Often these technologies are not available. A recent survey of eight Kenyan district hospitals was conducted to assess whether basic equipment was available to support newborn survival. Simple tools such as infant warmers, oxygen flow meters and serum bilirubin tests were available in less than half of hospitals surveyed.

Comprehensive technologies can improve outcomes. When special care units for newborns were established at district hospitals in India containing radiant warmers, phototherapy lights, oxygen concentrators, pulse oximeters and IV infusion pumps, case fatality rates declined in 75 per cent of facilities. However, repair and maintenance of equipment designed for high-resource settings was a major concern. When equipment broke, repair was often delayed, with equipment remaining out of service for periods ranging from one week to six months. Similarly, an assessment of phototherapy lights at 16 Nigerian hospitals found that the majority of lights tested did not provide adequate irradiance levels, and only one hospital had an irradiance meter.

A number of new neonatal technologies explicitly designed to function in low-resource settings are under development, including a mechanically powered pulse oximeter, clean birth kits, a low-cost bubble CPAP device to assist premature babies in respiratory distress, low-cost LED-based phototherapy lights and a low-cost infant warmer. In many cases, developers have designed appropriate technologies that provide equivalent technical performance as systems designed for high-resource settings at a ten- to hundredfold cost reduction. Further studies are needed to determine whether the clinical implementation of these appropriate technologies leads to improved clinical outcomes.

While encouraging, this piecemeal approach to developing appropriate neonatal technologies carries risks. Improving neonatal outcomes requires an integrated approach to care and health system strengthening. Similarly, innovation and implementation of the Nursery of the Future will require coordinated multi-disciplinary collaborations that engage paediatricians, biomedical engineers and the medical device industry. Based on technologies that are available or under development, we estimate that a complete Nursery of the Future for a district hospital serving a catchment area of 300,000 people could be installed for $5,000–$10,000, much less than the cost of one western-style ventilator.

“When technologies designed for high-resource settings are used in low-resource settings, they fail because of harsh environmental conditions, lack of routine maintenance, or lack of necessary consumables.”

Technological innovation is only the first step in the process. Implementation research is needed to understand which low-cost technologies are beneficial and cost-effective and how they can best be implemented in low- and middle-income countries. This will require a shift in the priority of funding agencies; less than 1 per cent of published neonatal research during the past decade is relevant to deaths in low-resource settings.

Finally, sustained delivery of effective technologies requires commercially viable business models.
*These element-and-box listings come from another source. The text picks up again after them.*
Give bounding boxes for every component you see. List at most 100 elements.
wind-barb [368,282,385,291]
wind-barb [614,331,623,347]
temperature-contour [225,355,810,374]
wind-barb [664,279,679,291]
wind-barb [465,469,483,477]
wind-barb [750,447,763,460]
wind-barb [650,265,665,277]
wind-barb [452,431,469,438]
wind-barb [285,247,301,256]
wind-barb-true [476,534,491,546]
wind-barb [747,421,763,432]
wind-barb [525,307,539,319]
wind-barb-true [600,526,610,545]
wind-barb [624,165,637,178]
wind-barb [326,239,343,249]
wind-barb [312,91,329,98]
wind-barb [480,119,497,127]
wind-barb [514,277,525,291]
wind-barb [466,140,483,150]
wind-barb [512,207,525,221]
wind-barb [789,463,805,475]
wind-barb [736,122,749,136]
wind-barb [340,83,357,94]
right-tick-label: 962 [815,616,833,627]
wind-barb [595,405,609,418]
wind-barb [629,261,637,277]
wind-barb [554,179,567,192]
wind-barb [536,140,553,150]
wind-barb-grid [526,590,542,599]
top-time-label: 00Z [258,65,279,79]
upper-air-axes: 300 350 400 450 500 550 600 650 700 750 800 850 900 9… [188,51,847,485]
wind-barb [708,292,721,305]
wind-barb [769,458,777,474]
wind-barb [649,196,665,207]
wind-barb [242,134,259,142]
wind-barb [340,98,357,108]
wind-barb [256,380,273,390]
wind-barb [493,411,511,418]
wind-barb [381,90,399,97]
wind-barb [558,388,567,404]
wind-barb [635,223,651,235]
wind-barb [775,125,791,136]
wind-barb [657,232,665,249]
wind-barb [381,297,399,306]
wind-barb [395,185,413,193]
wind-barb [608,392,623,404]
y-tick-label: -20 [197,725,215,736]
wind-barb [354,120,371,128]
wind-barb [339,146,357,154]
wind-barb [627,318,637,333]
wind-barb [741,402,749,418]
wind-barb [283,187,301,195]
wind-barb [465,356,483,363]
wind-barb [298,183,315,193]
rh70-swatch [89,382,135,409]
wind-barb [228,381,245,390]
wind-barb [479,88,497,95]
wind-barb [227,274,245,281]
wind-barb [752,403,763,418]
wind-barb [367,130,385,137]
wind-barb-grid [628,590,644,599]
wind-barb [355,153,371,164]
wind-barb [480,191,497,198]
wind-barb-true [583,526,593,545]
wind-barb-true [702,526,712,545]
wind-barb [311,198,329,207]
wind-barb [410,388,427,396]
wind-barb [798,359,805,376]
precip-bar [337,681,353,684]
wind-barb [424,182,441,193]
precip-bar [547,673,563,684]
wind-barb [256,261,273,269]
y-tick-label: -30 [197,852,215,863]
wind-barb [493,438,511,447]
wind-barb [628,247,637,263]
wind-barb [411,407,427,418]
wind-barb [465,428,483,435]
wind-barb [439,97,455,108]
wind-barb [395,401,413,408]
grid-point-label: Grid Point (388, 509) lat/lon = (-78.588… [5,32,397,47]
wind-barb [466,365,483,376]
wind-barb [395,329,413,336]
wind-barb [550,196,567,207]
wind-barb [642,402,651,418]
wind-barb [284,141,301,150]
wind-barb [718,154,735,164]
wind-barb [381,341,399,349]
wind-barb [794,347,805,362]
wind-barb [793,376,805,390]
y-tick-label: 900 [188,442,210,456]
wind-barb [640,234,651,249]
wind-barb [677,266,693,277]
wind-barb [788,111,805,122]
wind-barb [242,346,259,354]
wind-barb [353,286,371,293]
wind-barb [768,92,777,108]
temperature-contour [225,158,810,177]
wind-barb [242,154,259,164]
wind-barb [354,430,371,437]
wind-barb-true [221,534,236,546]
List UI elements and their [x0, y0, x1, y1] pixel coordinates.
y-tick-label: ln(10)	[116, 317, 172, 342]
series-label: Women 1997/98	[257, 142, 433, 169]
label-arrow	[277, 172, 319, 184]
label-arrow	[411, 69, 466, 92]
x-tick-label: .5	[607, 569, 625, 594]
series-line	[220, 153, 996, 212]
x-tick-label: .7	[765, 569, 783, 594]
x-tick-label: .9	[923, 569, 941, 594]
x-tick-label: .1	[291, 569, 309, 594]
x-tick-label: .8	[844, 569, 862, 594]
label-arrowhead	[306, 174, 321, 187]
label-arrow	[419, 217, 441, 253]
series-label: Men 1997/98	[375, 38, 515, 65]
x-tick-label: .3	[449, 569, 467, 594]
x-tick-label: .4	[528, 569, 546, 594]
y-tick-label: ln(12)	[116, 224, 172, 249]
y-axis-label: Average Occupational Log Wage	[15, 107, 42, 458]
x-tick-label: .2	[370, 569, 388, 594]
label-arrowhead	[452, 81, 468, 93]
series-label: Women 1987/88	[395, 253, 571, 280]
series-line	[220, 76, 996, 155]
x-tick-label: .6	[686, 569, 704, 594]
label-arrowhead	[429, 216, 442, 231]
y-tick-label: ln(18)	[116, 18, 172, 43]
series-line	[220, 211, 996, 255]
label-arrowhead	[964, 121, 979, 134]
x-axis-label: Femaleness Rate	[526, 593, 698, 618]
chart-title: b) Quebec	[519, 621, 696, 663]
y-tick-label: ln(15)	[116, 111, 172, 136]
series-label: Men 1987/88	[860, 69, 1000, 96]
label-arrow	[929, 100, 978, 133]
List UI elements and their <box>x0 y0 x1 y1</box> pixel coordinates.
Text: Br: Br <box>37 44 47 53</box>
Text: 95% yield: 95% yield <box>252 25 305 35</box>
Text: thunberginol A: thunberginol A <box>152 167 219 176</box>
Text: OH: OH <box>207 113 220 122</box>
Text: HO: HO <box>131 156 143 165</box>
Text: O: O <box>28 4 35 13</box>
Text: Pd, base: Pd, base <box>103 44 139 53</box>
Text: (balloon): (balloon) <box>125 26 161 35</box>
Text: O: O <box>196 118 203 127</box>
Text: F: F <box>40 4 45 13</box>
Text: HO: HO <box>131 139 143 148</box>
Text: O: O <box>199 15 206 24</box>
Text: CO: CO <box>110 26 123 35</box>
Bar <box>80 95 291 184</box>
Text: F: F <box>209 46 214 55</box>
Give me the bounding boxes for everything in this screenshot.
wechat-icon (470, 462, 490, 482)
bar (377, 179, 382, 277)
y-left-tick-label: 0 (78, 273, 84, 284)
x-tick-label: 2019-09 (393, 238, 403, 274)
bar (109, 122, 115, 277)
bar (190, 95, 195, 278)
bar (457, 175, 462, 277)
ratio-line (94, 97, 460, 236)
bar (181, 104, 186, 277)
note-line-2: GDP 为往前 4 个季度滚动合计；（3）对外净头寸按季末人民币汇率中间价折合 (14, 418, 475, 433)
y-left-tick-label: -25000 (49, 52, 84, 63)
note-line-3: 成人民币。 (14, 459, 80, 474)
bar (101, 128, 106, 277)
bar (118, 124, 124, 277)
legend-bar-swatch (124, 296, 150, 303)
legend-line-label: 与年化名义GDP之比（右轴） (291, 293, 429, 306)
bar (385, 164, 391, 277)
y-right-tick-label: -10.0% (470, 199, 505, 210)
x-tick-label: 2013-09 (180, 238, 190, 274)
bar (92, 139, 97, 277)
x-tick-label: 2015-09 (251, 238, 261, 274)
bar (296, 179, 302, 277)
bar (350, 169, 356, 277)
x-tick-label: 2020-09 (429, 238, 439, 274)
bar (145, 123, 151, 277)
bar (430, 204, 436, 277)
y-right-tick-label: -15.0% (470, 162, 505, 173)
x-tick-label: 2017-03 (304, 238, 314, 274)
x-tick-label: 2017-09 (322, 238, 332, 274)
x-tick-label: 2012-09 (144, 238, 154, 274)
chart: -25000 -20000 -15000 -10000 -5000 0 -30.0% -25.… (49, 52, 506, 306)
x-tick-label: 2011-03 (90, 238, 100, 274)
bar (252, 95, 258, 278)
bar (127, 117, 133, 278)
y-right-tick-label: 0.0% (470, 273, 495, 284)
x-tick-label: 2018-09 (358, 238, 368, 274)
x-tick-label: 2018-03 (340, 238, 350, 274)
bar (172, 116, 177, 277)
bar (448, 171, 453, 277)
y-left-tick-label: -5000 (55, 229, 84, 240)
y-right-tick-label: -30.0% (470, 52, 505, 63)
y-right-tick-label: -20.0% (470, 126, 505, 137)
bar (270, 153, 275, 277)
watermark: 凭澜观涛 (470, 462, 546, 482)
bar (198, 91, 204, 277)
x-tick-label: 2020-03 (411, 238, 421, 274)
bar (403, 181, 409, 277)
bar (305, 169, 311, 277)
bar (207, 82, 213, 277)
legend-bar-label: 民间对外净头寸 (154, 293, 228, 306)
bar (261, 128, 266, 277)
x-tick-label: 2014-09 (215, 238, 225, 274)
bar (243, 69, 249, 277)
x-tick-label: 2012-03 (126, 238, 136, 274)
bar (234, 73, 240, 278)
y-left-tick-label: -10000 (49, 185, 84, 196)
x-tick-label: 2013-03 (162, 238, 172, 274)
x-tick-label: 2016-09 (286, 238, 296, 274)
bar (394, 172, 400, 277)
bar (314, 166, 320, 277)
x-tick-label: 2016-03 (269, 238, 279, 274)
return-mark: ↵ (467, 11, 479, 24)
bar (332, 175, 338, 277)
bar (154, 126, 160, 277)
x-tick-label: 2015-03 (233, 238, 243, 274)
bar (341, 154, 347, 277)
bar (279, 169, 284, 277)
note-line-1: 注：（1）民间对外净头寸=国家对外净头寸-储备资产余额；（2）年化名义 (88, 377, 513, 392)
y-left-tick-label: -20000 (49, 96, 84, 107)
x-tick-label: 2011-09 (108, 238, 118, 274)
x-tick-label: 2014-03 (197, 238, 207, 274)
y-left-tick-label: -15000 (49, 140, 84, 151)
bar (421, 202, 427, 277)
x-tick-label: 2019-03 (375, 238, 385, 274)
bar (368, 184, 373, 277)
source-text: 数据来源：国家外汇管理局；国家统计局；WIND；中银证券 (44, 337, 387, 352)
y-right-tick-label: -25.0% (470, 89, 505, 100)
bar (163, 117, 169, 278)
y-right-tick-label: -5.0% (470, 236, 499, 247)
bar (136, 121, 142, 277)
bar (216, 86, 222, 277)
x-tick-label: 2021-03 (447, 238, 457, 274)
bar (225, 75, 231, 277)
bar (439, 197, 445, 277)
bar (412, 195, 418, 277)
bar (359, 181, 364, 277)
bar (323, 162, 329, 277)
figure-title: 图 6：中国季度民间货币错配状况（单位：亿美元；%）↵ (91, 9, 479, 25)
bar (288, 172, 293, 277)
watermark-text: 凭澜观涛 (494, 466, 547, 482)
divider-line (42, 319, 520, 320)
Unfortunately, the traditional research and development enterprise has failed to develop technologies that are designed, delivered and priced for resource-poor settings. At the same time, many promising appropriate medical devices developed in academic settings do not leave the laboratory.

Improving global access to neonatal technologies requires new partnerships for product design that emphasize early business planning, affordability, translation to scale of practical technologies and stronger technical and business education in low-resource settings. Funding streams should adapt to support such efforts focused around integrated packages of technology.